The 16 points earned from the nail-biting one-wicket final round win over 1997 champions Barbados last week promoted the national team to penultimate place on the six-team table, effectively ahead of only the Windwards.
But the season's sobering statistics have prompted a concerned T&TCB president and CEO Alloy Lequay to call for a detailed report on the 1998 season.
``Even before the Barbados game,'' Lequay told the Expressyesterday, ``we wrote to Bryan Davis. I told him that we were very disappointed in the performance of a team which had seven West Indies players. All our national teams-including U-15 and U-19-are causes for concern.'' Davis, a TTCB appointed coach who travelled around with the team, is expected to submit his report soon.
And in it, he will attempt to explain why individually and collectively his team was below par.
Only once in five matches-in the first innings of the final game against Barbados where they totalled 332-did the seniors score three hundred runs in an innings.
That lack of production is reflected in the averages: no T&T batsman managed an average of 40 or better.
Only three men-middle-order batsmen Richard Smith (39.87) and Daren Ganga (39.83) and opener Suruj Ragoonath (34.60)-averaged over 30. For Smith especially, and national Under-19 skipper Ganga who played three matches in only his second season, the efforts represented career-best returns.
But the more senior, established players had far from flattering results.

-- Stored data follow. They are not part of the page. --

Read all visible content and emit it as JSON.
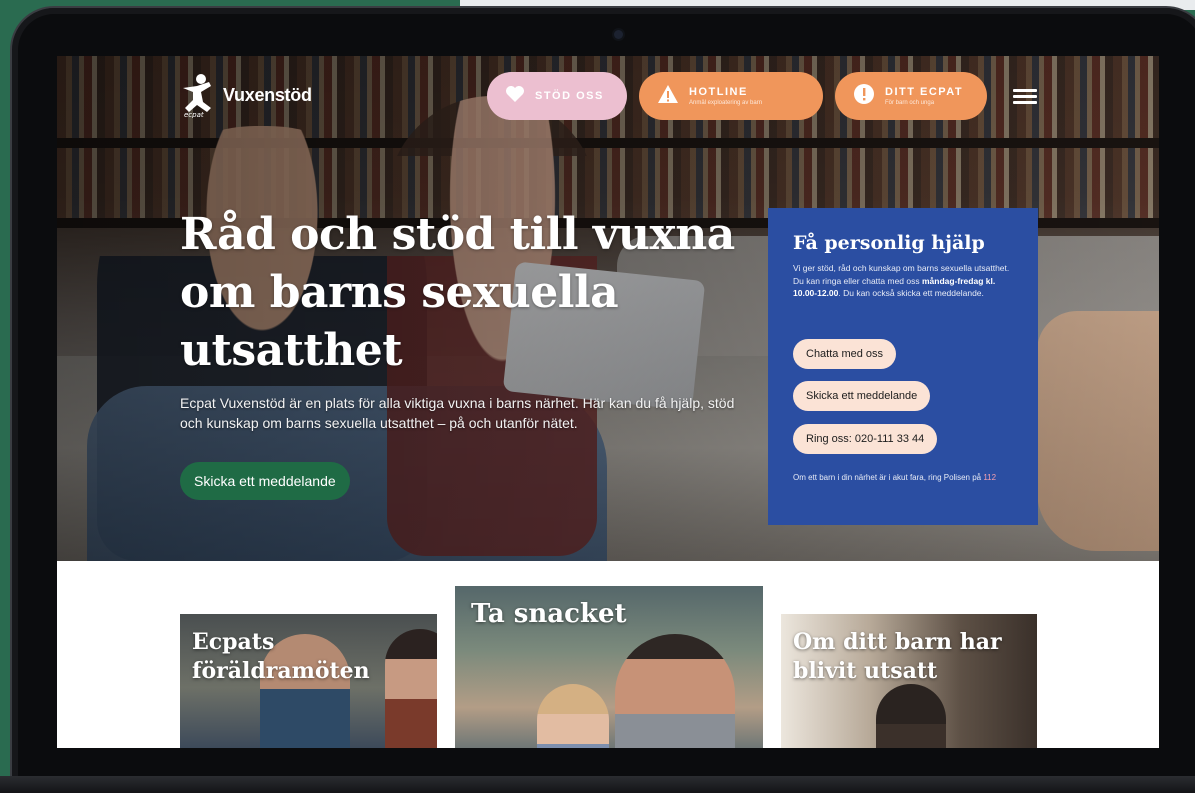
{
  "site": {
    "logo_text": "Vuxenstöd",
    "logo_sub": "ecpat"
  },
  "header": {
    "support_label": "STÖD OSS",
    "hotline_label": "HOTLINE",
    "hotline_sub": "Anmäl exploatering av barn",
    "ecpat_label": "DITT ECPAT",
    "ecpat_sub": "För barn och unga"
  },
  "hero": {
    "title": "Råd och stöd till vuxna om barns sexuella utsatthet",
    "lead": "Ecpat Vuxenstöd är en plats för alla viktiga vuxna i barns närhet. Här kan du få hjälp, stöd och kunskap om barns sexuella utsatthet – på och utanför nätet.",
    "cta": "Skicka ett meddelande"
  },
  "help": {
    "title": "Få personlig hjälp",
    "text_1": "Vi ger stöd, råd och kunskap om barns sexuella utsatthet. Du kan ringa eller chatta med oss ",
    "text_bold": "måndag-fredag kl. 10.00-12.00",
    "text_2": ". Du kan också skicka ett meddelande.",
    "chat_button": "Chatta med oss",
    "message_button": "Skicka ett meddelande",
    "call_button": "Ring oss: 020-111 33 44",
    "note": "Om ett barn i din närhet är i akut fara, ring Polisen på ",
    "note_link": "112"
  },
  "cards": [
    {
      "title": "Ecpats föräldramöten"
    },
    {
      "title": "Ta snacket"
    },
    {
      "title": "Om ditt barn har blivit utsatt"
    }
  ],
  "colors": {
    "support": "#ecbfd0",
    "hotline": "#f0965b",
    "help_panel": "#2b4ea2",
    "cta": "#1f6b45",
    "background": "#2a6b50"
  }
}
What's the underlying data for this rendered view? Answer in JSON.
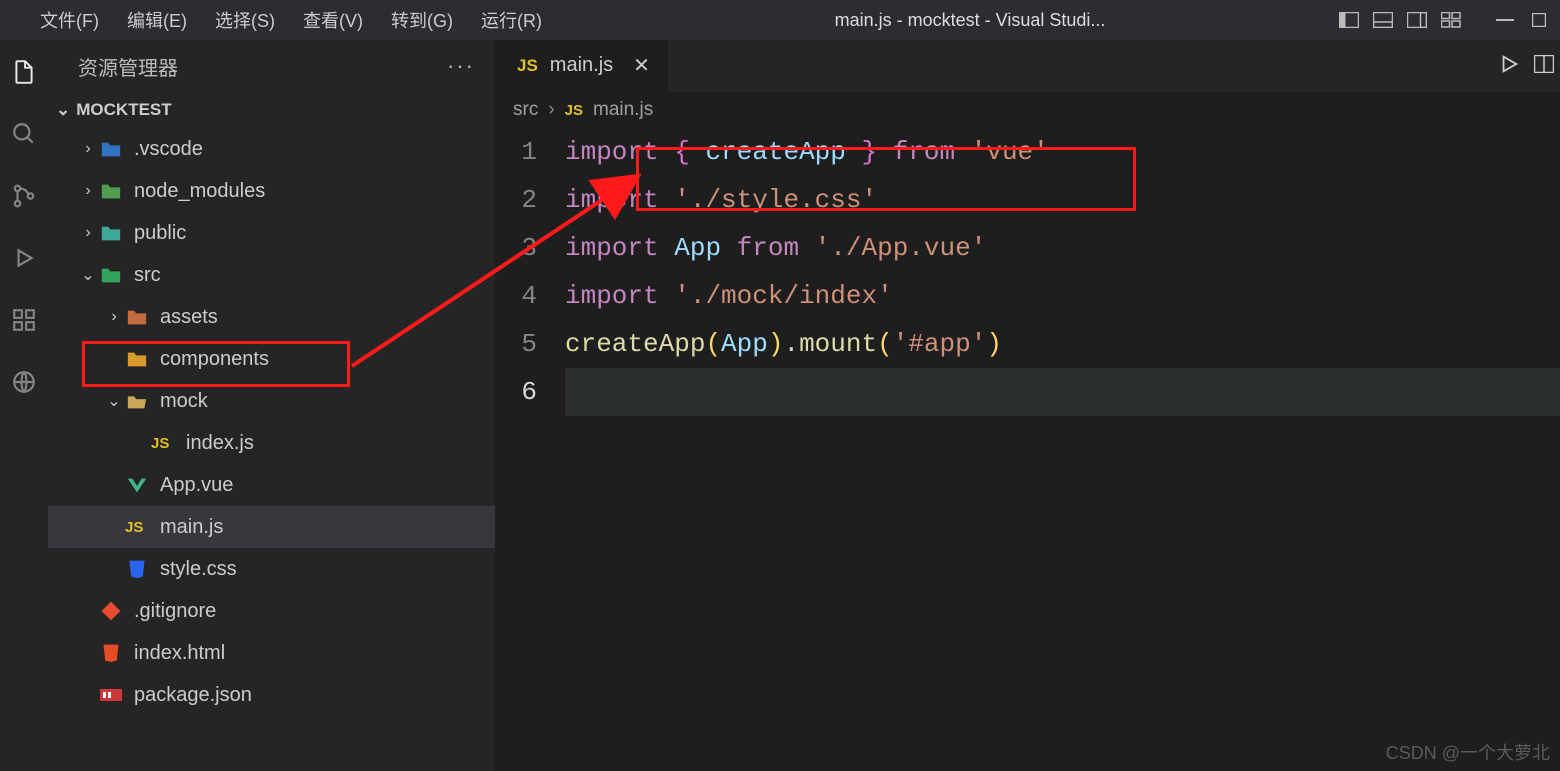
{
  "window_title": "main.js - mocktest - Visual Studi...",
  "menu": {
    "file": "文件(F)",
    "edit": "编辑(E)",
    "select": "选择(S)",
    "view": "查看(V)",
    "goto": "转到(G)",
    "run": "运行(R)"
  },
  "sidebar": {
    "title": "资源管理器",
    "project": "MOCKTEST",
    "tree": {
      "vscode": ".vscode",
      "node_modules": "node_modules",
      "public": "public",
      "src": "src",
      "assets": "assets",
      "components": "components",
      "mock": "mock",
      "index_js": "index.js",
      "app_vue": "App.vue",
      "main_js": "main.js",
      "style_css": "style.css",
      "gitignore": ".gitignore",
      "index_html": "index.html",
      "package_json": "package.json"
    }
  },
  "tab": {
    "label": "main.js",
    "icon_label": "JS"
  },
  "breadcrumb": {
    "seg1": "src",
    "seg2_icon": "JS",
    "seg2": "main.js"
  },
  "code": {
    "gutter": [
      "1",
      "2",
      "3",
      "4",
      "5",
      "6"
    ],
    "line1": {
      "kw": "import",
      "brace_l": "{",
      "var": "createApp",
      "brace_r": "}",
      "from": "from",
      "str": "'vue'"
    },
    "line2": {
      "kw": "import",
      "str": "'./style.css'"
    },
    "line3": {
      "kw": "import",
      "var": "App",
      "from": "from",
      "str": "'./App.vue'"
    },
    "line4": {
      "kw": "import",
      "str": "'./mock/index'"
    },
    "line5": {
      "fn": "createApp",
      "paren_l": "(",
      "arg": "App",
      "paren_r": ")",
      "dot": ".",
      "method": "mount",
      "paren_l2": "(",
      "str": "'#app'",
      "paren_r2": ")"
    }
  },
  "watermark": "CSDN @一个大萝北"
}
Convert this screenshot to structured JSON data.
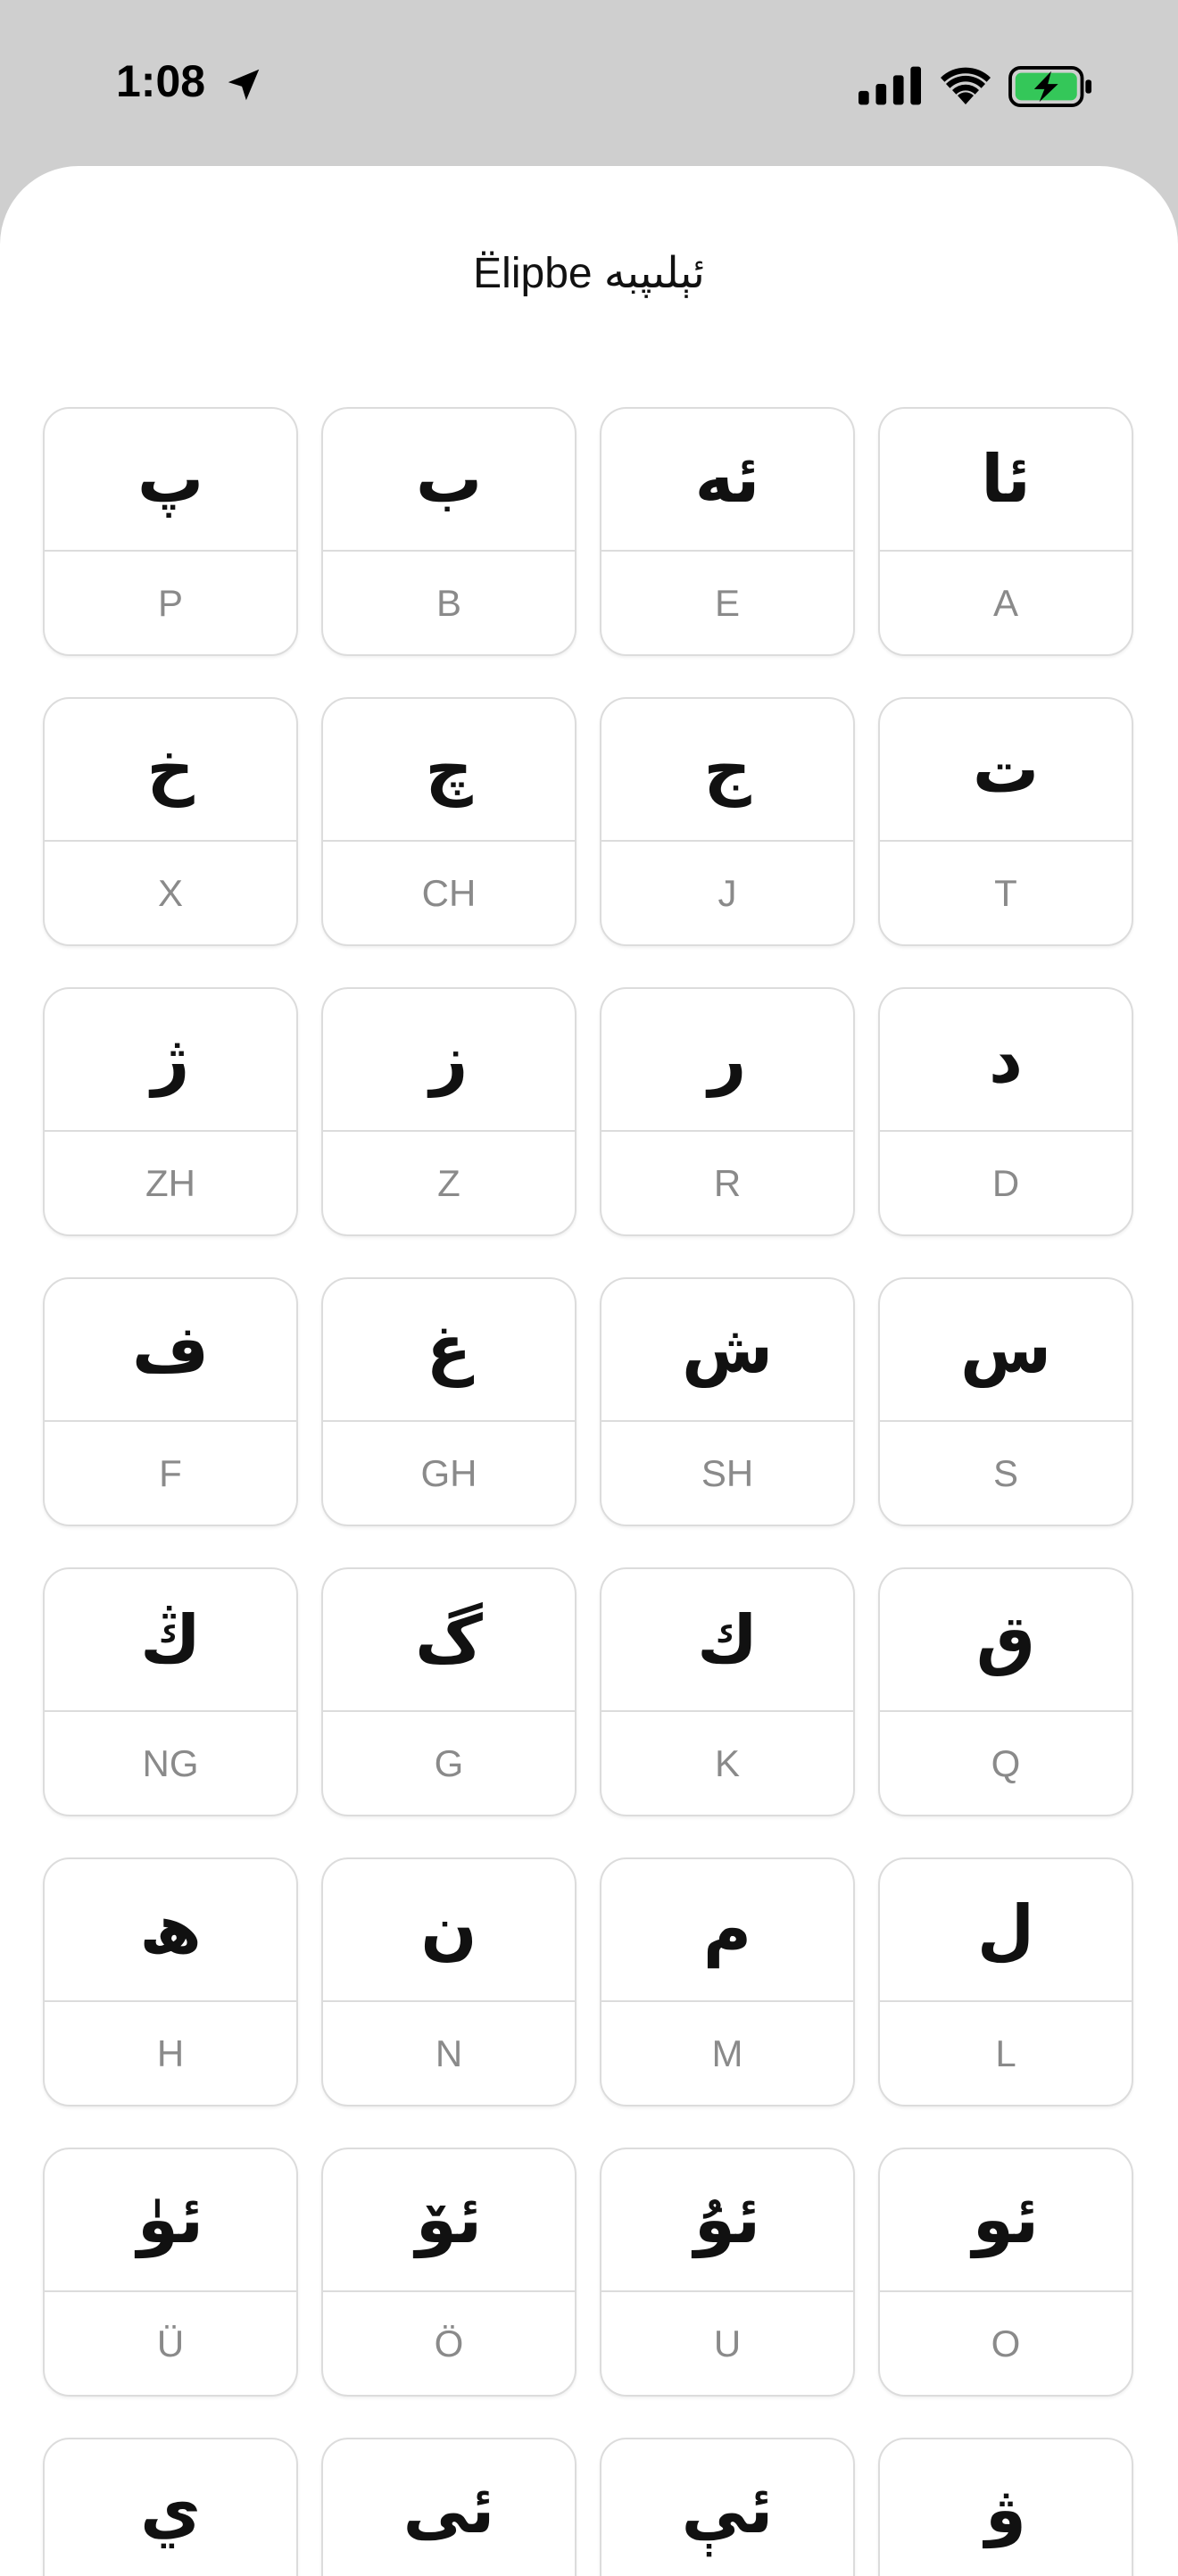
{
  "status_bar": {
    "time": "1:08"
  },
  "sheet": {
    "title": "Ëlipbe ئېلىپبە"
  },
  "letters": [
    {
      "arabic": "ئا",
      "latin": "A"
    },
    {
      "arabic": "ئە",
      "latin": "E"
    },
    {
      "arabic": "ب",
      "latin": "B"
    },
    {
      "arabic": "پ",
      "latin": "P"
    },
    {
      "arabic": "ت",
      "latin": "T"
    },
    {
      "arabic": "ج",
      "latin": "J"
    },
    {
      "arabic": "چ",
      "latin": "CH"
    },
    {
      "arabic": "خ",
      "latin": "X"
    },
    {
      "arabic": "د",
      "latin": "D"
    },
    {
      "arabic": "ر",
      "latin": "R"
    },
    {
      "arabic": "ز",
      "latin": "Z"
    },
    {
      "arabic": "ژ",
      "latin": "ZH"
    },
    {
      "arabic": "س",
      "latin": "S"
    },
    {
      "arabic": "ش",
      "latin": "SH"
    },
    {
      "arabic": "غ",
      "latin": "GH"
    },
    {
      "arabic": "ف",
      "latin": "F"
    },
    {
      "arabic": "ق",
      "latin": "Q"
    },
    {
      "arabic": "ك",
      "latin": "K"
    },
    {
      "arabic": "گ",
      "latin": "G"
    },
    {
      "arabic": "ڭ",
      "latin": "NG"
    },
    {
      "arabic": "ل",
      "latin": "L"
    },
    {
      "arabic": "م",
      "latin": "M"
    },
    {
      "arabic": "ن",
      "latin": "N"
    },
    {
      "arabic": "ھ",
      "latin": "H"
    },
    {
      "arabic": "ئو",
      "latin": "O"
    },
    {
      "arabic": "ئۇ",
      "latin": "U"
    },
    {
      "arabic": "ئۆ",
      "latin": "Ö"
    },
    {
      "arabic": "ئۈ",
      "latin": "Ü"
    },
    {
      "arabic": "ۋ",
      "latin": ""
    },
    {
      "arabic": "ئې",
      "latin": ""
    },
    {
      "arabic": "ئى",
      "latin": ""
    },
    {
      "arabic": "ي",
      "latin": ""
    }
  ],
  "colors": {
    "battery_green": "#34c759",
    "tile_border": "#dcdcdc",
    "latin_gray": "#8a8a8a"
  },
  "icons": [
    "location-arrow-icon",
    "cellular-signal-icon",
    "wifi-icon",
    "battery-charging-icon"
  ]
}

Ragoonath's average was nearly 20 down from his outstanding 1997 season. Team captain Brian Lara (a three-match aggregate of 119, average 23.80) and Phil Simmons (254 at 28.22), who led the side in Lara's absence, were also both below par. Wicketkeeper David Williams, who contributed important runs in the 1996 and 1997 campaigns, did not come close to repeating those feats in 1998.
In the bowling department, pacer Ian Bishop and leg-spinner Dinanath Ramnarine each captured 16 wickets. But Bishop's 16 cost 30.81 each-one of his most expensive regional returns. And collectively, T&T failed to dismiss the opposition on three occasions.
But for Lequay, the main problem is the inconsistency of the batting. ``But to say that,'' he says, ``is not to understand why that is so. If they are scoring (occasionally) at that level, it can't be technique.'' Chairman of selectors Rangy Nanan is also nonplussed.
``When the season started,'' he says, ``we had five players on the senior West Indies team and three on the ``A'' team. With that combination, we were expecting to win the President's Cup.'' ``Looking at those averages,'' he added, ``we now have to do something about it.''
But Lequay sees no need for fresh blood in what is ``a fairly young team''.
Lequay also felt coaching-or at least technical assistance-was not the problem.
``At that level, as far as we are concerned, we do all that is possible to put the fellows in a proper frame of mind for the competition,'' he insisted.
Nanan, however, is more concerned about the absence of ready replacements.
He notes that ``one cannot want to replace another if he himself is underperforming.''
Not enough players, the former coach notes, have followed the example of Smith who scored over 650 runs in the trials and a respectable 319 in the Cup, including his maiden first-class century.
``Maybe the preparation was not tough enough,'' Nanan says, ``Maybe there were not enough senior players around at trials. But batsmen cannot be happy with an average of 20.''
Perhaps when the Richard De Souza-led technical committee meets to peruse the Davis report, a way will be found to boost the numbers.